Após anos convivendo com a fama de 'antipática', Regina Casé resolveu abrir o coração e explicar de onde acredita que surgiu essa imagem negativa criada por parte do público.
Durante participação no 'Sem Censura' desta segunda-feira, 29, a atriz contou que sofreu ataques violentos principalmente durante o período em que comandava o 'Esquenta!', atração que valorizava artistas periféricos, pessoas negras, comunidade LGBTQIA+ e ritmos populares como funk, samba e tecnobrega.
Segundo Regina, o sucesso de Dona Lurdes, personagem vivida por ela na novela 'Amor de Mãe', em 2019, acabou ajudando a suavizar essa rejeição que enfrentava na internet.
A atriz começou relatando uma situação curiosa envolvendo sua fisioterapeuta, que se surpreenedia com os comentários sobre sua paciente.
“Aí, tadinha, ela entra na internet e falam: ‘Regina é uma coisa na frente das câmeras, fora é outra, não fala com ninguém, não tira fotos’. Ela fala: ‘Regina, mas é mentira’”, contou a artista.

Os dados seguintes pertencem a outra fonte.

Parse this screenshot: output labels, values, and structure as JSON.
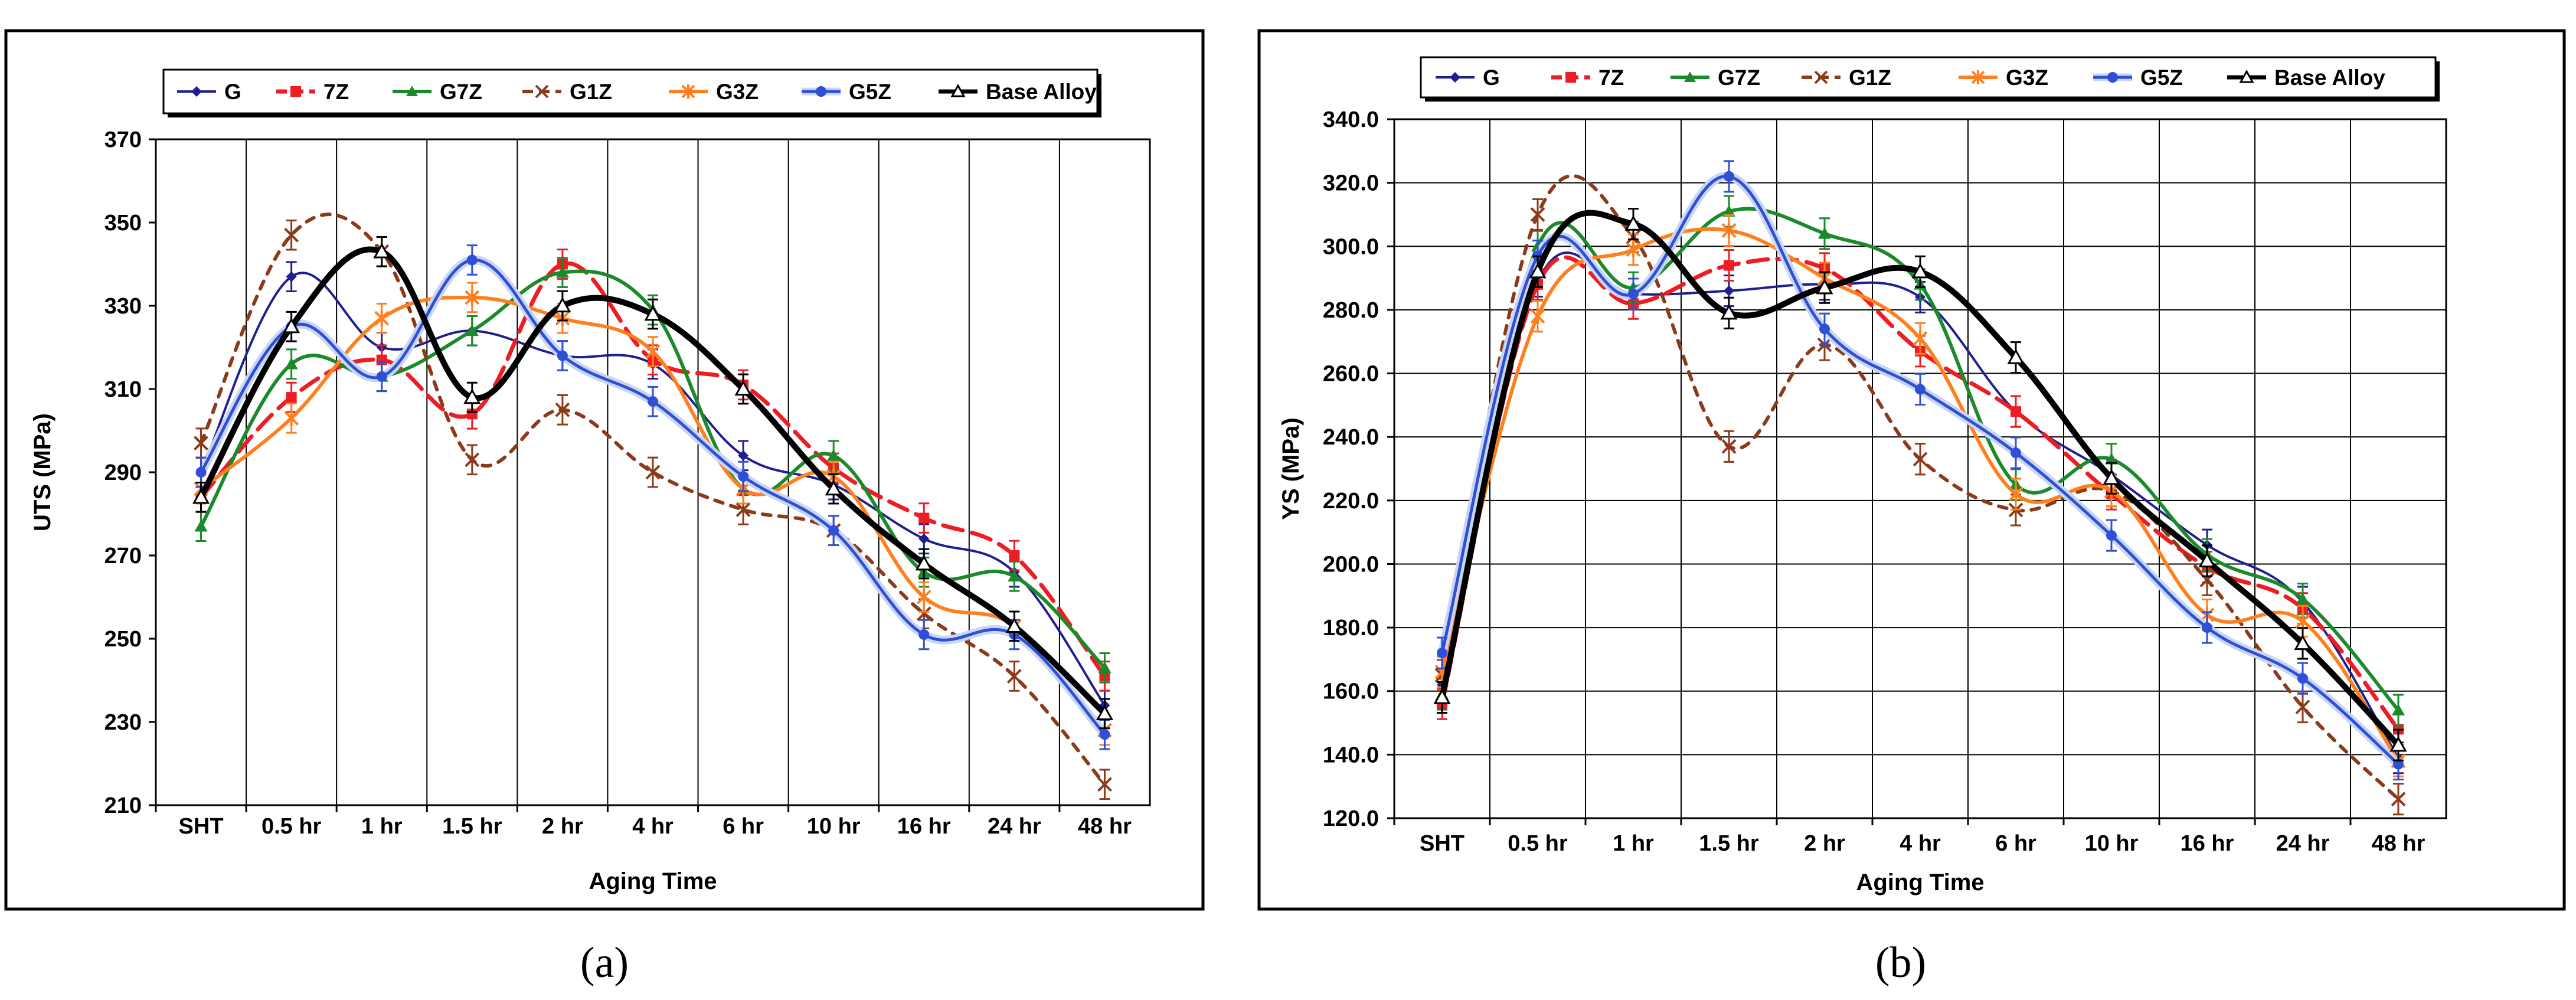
{
  "figure": {
    "panel_labels": [
      "(a)",
      "(b)"
    ],
    "colors": {
      "G": "#1f1f8f",
      "7Z": "#ee1c24",
      "G7Z": "#1b8a2a",
      "G1Z": "#8b3a1a",
      "G3Z": "#ff7f1e",
      "G5Z": "#2e4fd6",
      "Base Alloy": "#000000",
      "G5Z_band": "#c9d6f2"
    }
  },
  "chart_data": [
    {
      "type": "line",
      "title": "",
      "xlabel": "Aging Time",
      "ylabel": "UTS (MPa)",
      "categories": [
        "SHT",
        "0.5 hr",
        "1 hr",
        "1.5 hr",
        "2 hr",
        "4 hr",
        "6 hr",
        "10 hr",
        "16 hr",
        "24 hr",
        "48 hr"
      ],
      "ylim": [
        210,
        370
      ],
      "yticks": [
        "210",
        "230",
        "250",
        "270",
        "290",
        "310",
        "330",
        "350",
        "370"
      ],
      "grid": "vertical",
      "legend": "top",
      "legend_labels": [
        "G",
        "7Z",
        "G7Z",
        "G1Z",
        "G3Z",
        "G5Z",
        "Base Alloy"
      ],
      "series": [
        {
          "name": "G",
          "values": [
            290,
            337,
            320,
            324,
            318,
            316,
            294,
            287,
            274,
            266,
            234
          ]
        },
        {
          "name": "7Z",
          "values": [
            284,
            308,
            317,
            304,
            340,
            317,
            311,
            291,
            279,
            270,
            241
          ]
        },
        {
          "name": "G7Z",
          "values": [
            277,
            316,
            313,
            324,
            338,
            329,
            286,
            294,
            266,
            265,
            243
          ]
        },
        {
          "name": "G1Z",
          "values": [
            297,
            347,
            343,
            293,
            305,
            290,
            281,
            276,
            256,
            241,
            215
          ]
        },
        {
          "name": "G3Z",
          "values": [
            286,
            303,
            327,
            332,
            327,
            319,
            286,
            289,
            260,
            253,
            228
          ]
        },
        {
          "name": "G5Z",
          "values": [
            290,
            325,
            313,
            341,
            318,
            307,
            289,
            276,
            251,
            251,
            227
          ]
        },
        {
          "name": "Base Alloy",
          "values": [
            284,
            325,
            343,
            308,
            330,
            328,
            310,
            286,
            268,
            253,
            232
          ]
        }
      ]
    },
    {
      "type": "line",
      "title": "",
      "xlabel": "Aging Time",
      "ylabel": "YS (MPa)",
      "categories": [
        "SHT",
        "0.5 hr",
        "1 hr",
        "1.5 hr",
        "2 hr",
        "4 hr",
        "6 hr",
        "10 hr",
        "16 hr",
        "24 hr",
        "48 hr"
      ],
      "ylim": [
        120,
        340
      ],
      "yticks": [
        "120.0",
        "140.0",
        "160.0",
        "180.0",
        "200.0",
        "220.0",
        "240.0",
        "260.0",
        "280.0",
        "300.0",
        "320.0",
        "340.0"
      ],
      "grid": "both",
      "legend": "top",
      "legend_labels": [
        "G",
        "7Z",
        "G7Z",
        "G1Z",
        "G3Z",
        "G5Z",
        "Base Alloy"
      ],
      "series": [
        {
          "name": "G",
          "values": [
            162,
            289,
            285,
            286,
            288,
            284,
            248,
            228,
            206,
            188,
            139
          ]
        },
        {
          "name": "7Z",
          "values": [
            156,
            288,
            282,
            294,
            293,
            267,
            248,
            222,
            199,
            186,
            148
          ]
        },
        {
          "name": "G7Z",
          "values": [
            159,
            300,
            287,
            311,
            304,
            288,
            225,
            233,
            203,
            189,
            154
          ]
        },
        {
          "name": "G1Z",
          "values": [
            165,
            310,
            303,
            237,
            269,
            233,
            217,
            223,
            195,
            155,
            126
          ]
        },
        {
          "name": "G3Z",
          "values": [
            166,
            278,
            299,
            305,
            290,
            271,
            222,
            223,
            184,
            182,
            138
          ]
        },
        {
          "name": "G5Z",
          "values": [
            172,
            297,
            285,
            322,
            274,
            255,
            235,
            209,
            180,
            164,
            137
          ]
        },
        {
          "name": "Base Alloy",
          "values": [
            158,
            292,
            307,
            279,
            287,
            292,
            265,
            227,
            201,
            175,
            143
          ]
        }
      ]
    }
  ]
}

A fala rapidamente repercutiu nas redes justamente porque Regina convive há muito tempo com comentários acusando-a de ser distante, esnobe e inacessível fora da televisão. Mas, para ela, esse julgamento nunca esteve ligado exatamente ao seu comportamento pessoal, e sim, tinha relação direta com o conteúdo social exibido em seus programas.
Regina afirmou que o preconceito começou a crescer principalmente durante o período do 'Esquenta', quando ela passou a dar protagonismo a pessoas normalmente invisibilizadas na televisão aberta.

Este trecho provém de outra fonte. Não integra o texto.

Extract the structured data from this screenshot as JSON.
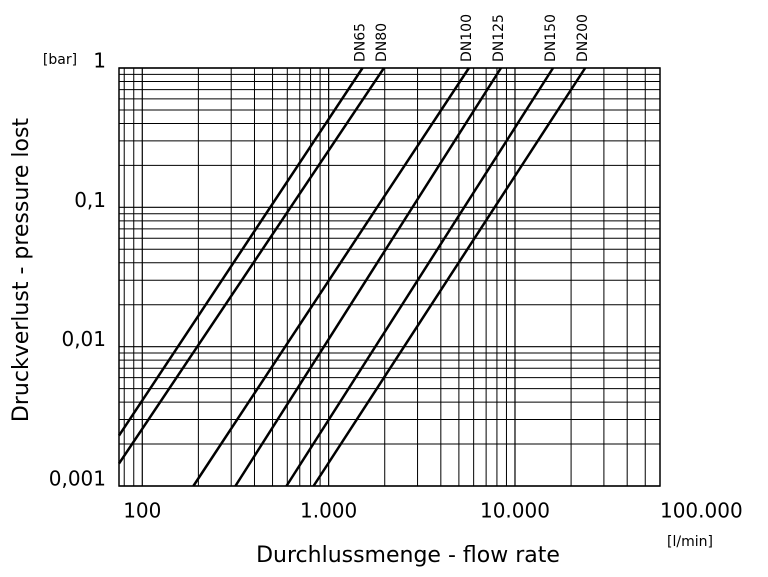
{
  "chart_data": {
    "type": "line",
    "y_label": "Druckverlust - pressure lost",
    "x_label": "Durchlussmenge - flow rate",
    "y_unit": "[bar]",
    "x_unit": "[l/min]",
    "log_x": true,
    "log_y": true,
    "grid": true,
    "minor_grid": true,
    "xlim": [
      75,
      60000
    ],
    "ylim": [
      0.001,
      1
    ],
    "xticks": [
      100,
      {
        "value": 1000,
        "label": "1.000"
      },
      {
        "value": 10000,
        "label": "10.000"
      },
      {
        "value": 100000,
        "label": "100.000"
      }
    ],
    "yticks": [
      {
        "value": 0.001,
        "label": "0,001"
      },
      {
        "value": 0.01,
        "label": "0,01"
      },
      {
        "value": 0.1,
        "label": "0,1"
      },
      1
    ],
    "series": [
      {
        "name": "DN65",
        "color": "#000000",
        "x": [
          75,
          1520
        ],
        "values": [
          0.0023,
          1
        ]
      },
      {
        "name": "DN80",
        "color": "#000000",
        "x": [
          75,
          1980
        ],
        "values": [
          0.00145,
          1
        ]
      },
      {
        "name": "DN100",
        "color": "#000000",
        "x": [
          188,
          5660
        ],
        "values": [
          0.001,
          1
        ]
      },
      {
        "name": "DN125",
        "color": "#000000",
        "x": [
          316,
          8410
        ],
        "values": [
          0.001,
          1
        ]
      },
      {
        "name": "DN150",
        "color": "#000000",
        "x": [
          594,
          16000
        ],
        "values": [
          0.001,
          1
        ]
      },
      {
        "name": "DN200",
        "color": "#000000",
        "x": [
          830,
          23800
        ],
        "values": [
          0.001,
          1
        ]
      }
    ]
  }
}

“Não foi uma implicância, foi uma latência da onda conservadora que veio e se manifestou claramente logo em seguida. Como ainda não era expresso e todo mundo não via, dava até a impressão de que era só comigo”, declarou.
A atriz então explicou que o desconforto de parte do público acontecia justamente porque ela mostrava realidades que tradicionalmente não ocupavam espaços de destaque na TV.

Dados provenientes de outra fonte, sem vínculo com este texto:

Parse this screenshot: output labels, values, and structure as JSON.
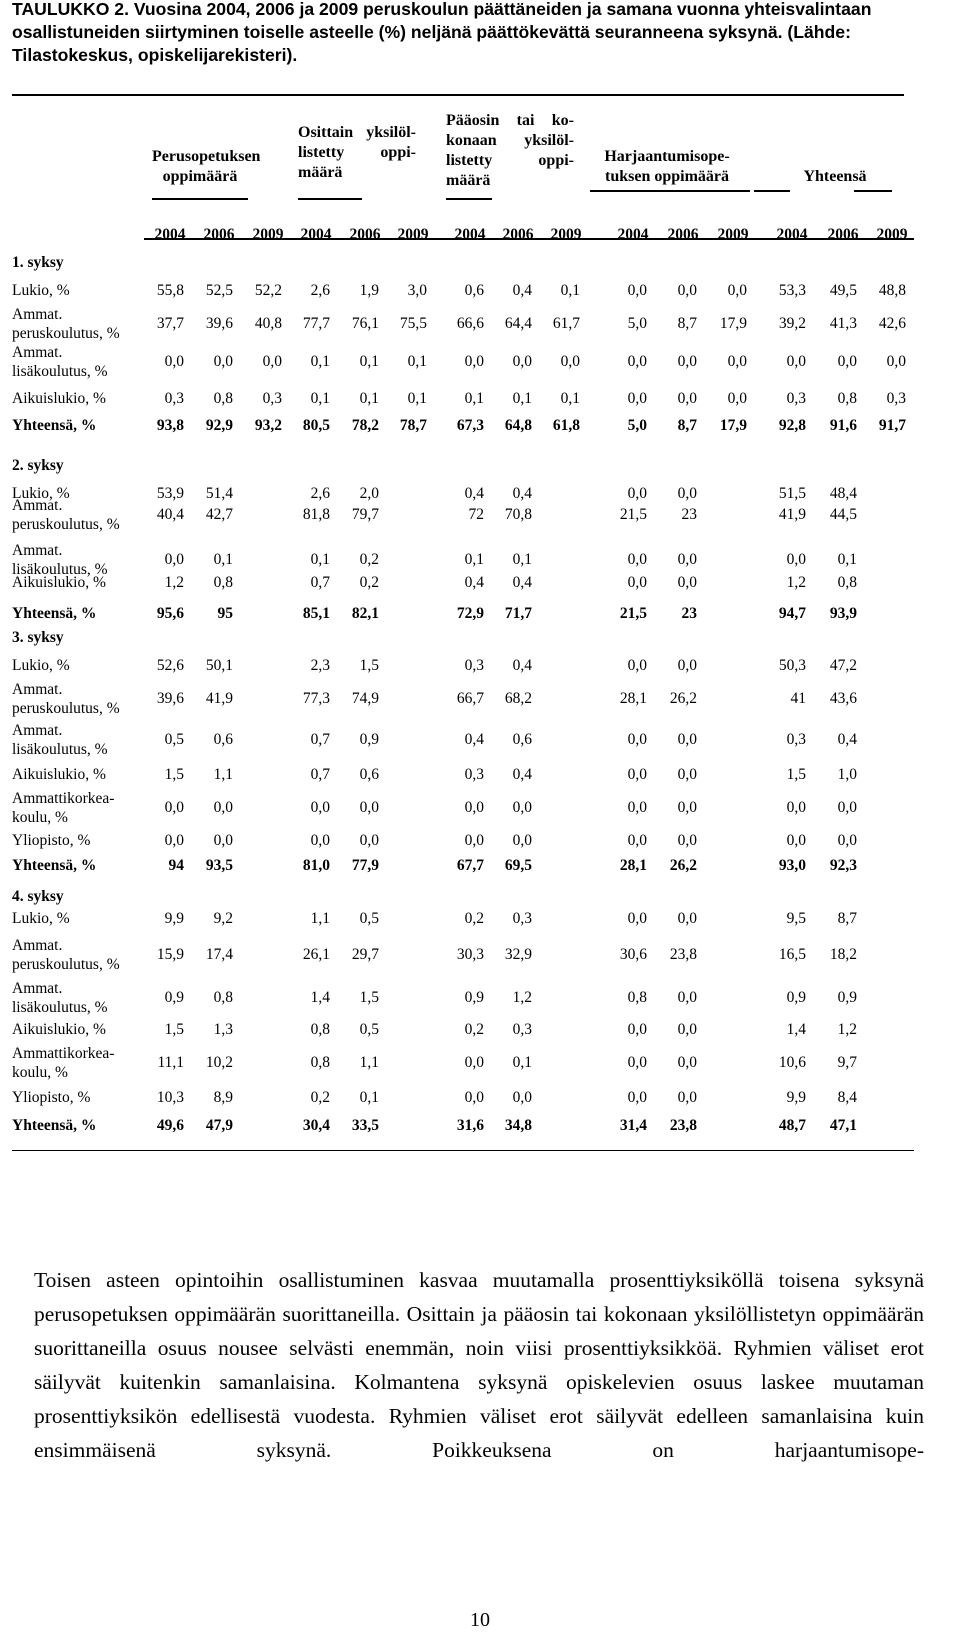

“Se você leva um casal gay muito bonitinho, loirinho, em um programa de noite é mais palatável. Eu levei, por exemplo, um casal de cortadoras de cana do sertão, duas mulheres casadas”, exemplificou Regina.
A artista afirmou que acabou se tornando alvo direto do preconceito destinado às pessoas que ela colocava diante das câmeras.
“Ninguém sabe o nome daquelas pessoas [que participavam do programa]. Todo o preconceito e ódio, você tem que botar em uma direção. Então, eu virei um ralo para isso. Foi muito duro um período, eu admito. Era muito violento.”
Segundo ela, praticamente todos os trabalhos populares que realizou despertavam reações negativas em grupos mais conservadores.
“Todos os trabalhos que eu fiz geravam muito, nesse tipo de grupo, ódio e preconceito. Um pessoal que quer na televisão aquela celebridade glamourizada. Eram só anônimos e pessoas da periferia”, destacou.
A atriz também explicou que viver Dona Lurdes acabou mudando um pouco a forma como era enxergada pelo público. A personagem de 'Amor de Mãe' virou um fenômeno nacional justamente por sua simplicidade, humanidade e força emocional.
“Hoje em dia, é mais suave. Quando você está na dramaturgia, não é você que está ali. Eu digo que a dona Lurdes me ajudou muito. Na hora em que eu não aguentava mais, dona Lurdes veio para limpar minha barra um pouco e eu dar uma respirada”, brincou.